As costs dropped, more systems have been installed. Sixteen were put in place in 2006. So far this year, 67 have been installed, while the high point was 96 in 2010.

And with that, alternative energy, which Schwantes defined as biomass, solar, geothermal and hydroelectric power, is already an increasingly important component of our energy mix. LPEA gets locally produced power from a small hydroelectric plant at Lemon Reservoir, from waste heat recovered from Williams’ natural-gas plant and from excess power produced from solar arrays.

That has the potential to dramatically increase. A Pagosa Springs entrepreneur is working toward producing electricity from biomass by burning forest waste. Two housing projects, the Heartwood communal-living group near Bayfield and Twin Buttes, a Durango subdivision with the potential for as many as 600 homes, are both looking at establishing solar gardens. And Solarize La Plata, a coalition of solar proponents, means to add solar arrays to 100 homes across the county. Add all that to the systems already being added every year and the impact could be significant.

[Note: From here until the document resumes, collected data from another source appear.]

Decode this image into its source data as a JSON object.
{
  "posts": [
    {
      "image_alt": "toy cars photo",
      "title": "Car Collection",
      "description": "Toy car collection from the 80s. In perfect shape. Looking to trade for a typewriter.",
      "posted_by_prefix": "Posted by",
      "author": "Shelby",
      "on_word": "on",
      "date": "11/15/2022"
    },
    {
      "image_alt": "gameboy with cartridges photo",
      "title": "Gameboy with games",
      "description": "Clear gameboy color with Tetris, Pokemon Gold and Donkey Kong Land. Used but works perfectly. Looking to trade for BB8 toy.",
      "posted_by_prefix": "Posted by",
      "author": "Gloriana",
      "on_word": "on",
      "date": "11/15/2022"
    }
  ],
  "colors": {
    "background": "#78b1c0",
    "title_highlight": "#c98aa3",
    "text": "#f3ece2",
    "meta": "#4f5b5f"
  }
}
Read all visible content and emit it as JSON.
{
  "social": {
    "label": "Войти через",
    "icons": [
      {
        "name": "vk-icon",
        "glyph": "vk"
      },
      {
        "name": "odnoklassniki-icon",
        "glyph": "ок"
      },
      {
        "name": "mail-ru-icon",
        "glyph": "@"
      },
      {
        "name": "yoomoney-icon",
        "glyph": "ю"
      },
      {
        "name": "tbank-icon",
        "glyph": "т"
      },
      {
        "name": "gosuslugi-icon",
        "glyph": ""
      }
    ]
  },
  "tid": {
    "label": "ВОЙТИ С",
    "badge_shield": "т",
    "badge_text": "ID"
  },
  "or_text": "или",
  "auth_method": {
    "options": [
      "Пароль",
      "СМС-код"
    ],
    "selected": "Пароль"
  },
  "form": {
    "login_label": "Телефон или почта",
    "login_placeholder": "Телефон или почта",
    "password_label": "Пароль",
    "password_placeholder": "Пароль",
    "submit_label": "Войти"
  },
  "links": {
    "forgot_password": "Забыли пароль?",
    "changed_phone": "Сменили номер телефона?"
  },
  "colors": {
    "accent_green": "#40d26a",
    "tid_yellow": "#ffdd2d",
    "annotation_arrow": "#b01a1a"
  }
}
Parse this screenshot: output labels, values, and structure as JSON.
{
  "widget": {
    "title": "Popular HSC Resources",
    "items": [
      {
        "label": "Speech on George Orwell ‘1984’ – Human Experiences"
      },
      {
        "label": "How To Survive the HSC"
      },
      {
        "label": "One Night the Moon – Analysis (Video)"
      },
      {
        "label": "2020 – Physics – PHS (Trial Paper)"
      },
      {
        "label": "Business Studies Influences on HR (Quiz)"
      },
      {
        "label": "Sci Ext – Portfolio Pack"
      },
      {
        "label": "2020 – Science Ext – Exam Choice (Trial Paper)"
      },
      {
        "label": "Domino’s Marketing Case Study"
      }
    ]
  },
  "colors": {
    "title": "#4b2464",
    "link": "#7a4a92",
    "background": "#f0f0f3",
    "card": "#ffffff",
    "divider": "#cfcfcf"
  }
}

Except that right now La Plata Electric could probably not use all that extra power. LPEA buys most of its power from Tri-State Generation and Transmission based in Denver and Tri-State limits how much power LPEA can buy from nontraditional sources to 5 percent. And with its existing alternative sources, LPEA is nearing that limit.

La Plata Electric would like Tri-State to raise the limit, which might be a good short-term fix. In the long run, however, there should be a larger plan to accommodate whatever alternative energy that can be produced.

Eighty-one percent of Tri-State’s power is wholly or in part the product of coal-fired plants. Some arrangement needs to be worked out by which alternative energy can be used not only to power people’s homes, but to reduce that coal component. How to get there is unclear, but in the end, is that not the point?